Strong cost pressures meant that firms operating in the Nigerian private sector remained under pressure in September. Although new order growth quickened, helping to support a renewed increase in business activity, rates of expansion in each were only modest. Input prices increased at one of the sharpest rates on record, largely due to exchange rate weakness and higher fuel costs.

The headline figure derived from the survey is the Stanbic IBTC Purchasing Managers’ Index™ (PMI®). Readings above 50.0 signal an improvement in business conditions on the previous month, while readings below 50.0 show a deterioration.

The headline PMI posted 51.1 in September, up from 50.2 in August but still only just above the 50.0 no-change mark. As such, the index signalled a slight monthly improvement in business conditions.

New orders increased for the sixth month running in September as some firms signalled an improvement in demand. While the rate of expansion quickened from that in August, it remained only modest as market conditions remained weak and customers were deterred by price hikes.
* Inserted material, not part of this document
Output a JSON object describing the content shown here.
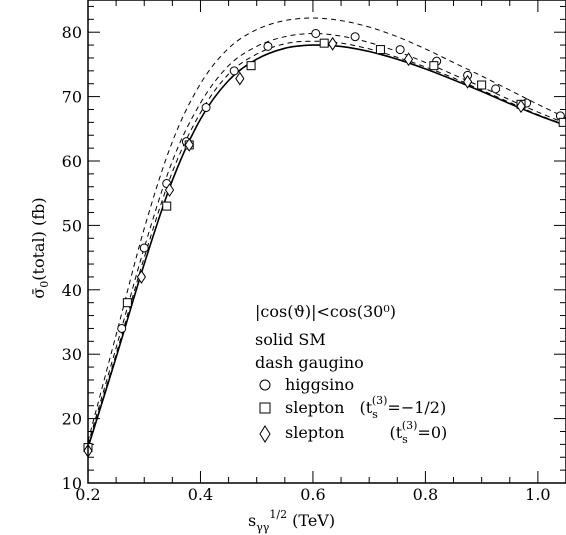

Output returned to growth, meanwhile, following a slight reduction in August. In a similar vein to new orders, however, the pace of increase was only modest amid widespread demand weakness. Three of the four monitored sectors saw output expand, the exception being manufacturing.

Sharp rises in prices were a key factor limiting demand in the private sector at the end of the third quarter. Overall input costs rose at a pace that was only marginally weaker than August’s survey record.
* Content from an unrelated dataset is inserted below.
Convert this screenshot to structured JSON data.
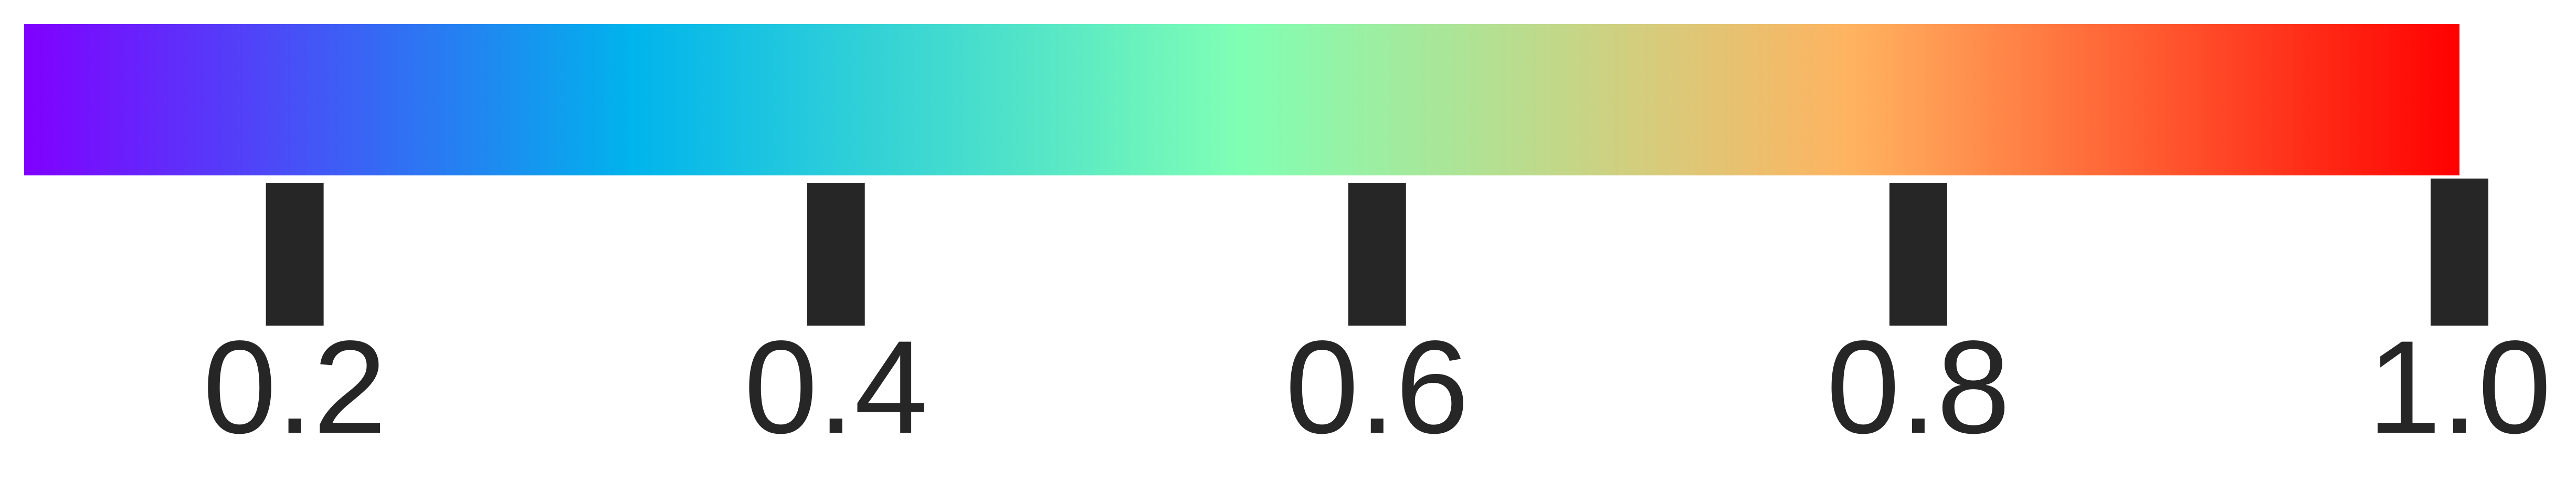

Purchase costs were up substantially, mainly due to exchange rate weakness and higher fuel costs. Meanwhile, efforts by companies to help their staff deal with higher transportation costs meant that wages were raised markedly. The rate of staff cost inflation was only marginally softer than the series record posted in August.

Sharp increases in purchase costs fed through to a further steep rate of selling price inflation, despite the latest rise being the weakest since May.

Employment increased for the fifth successive month in September, albeit only slightly. Firms also expanded their purchasing activity, but the rate of growth eased to the weakest in six months. This was also the case with regards to stocks of purchases.

Suppliers’ delivery times shortened amid competition among vendors, prompt payments and quiet traffic conditions.

Confidence in the year-ahead outlook for output was unchanged in September, thereby remaining among the weakest on record. Those companies that predicted a rise in activity linked this to plans to take on extra staff to help with business expansions.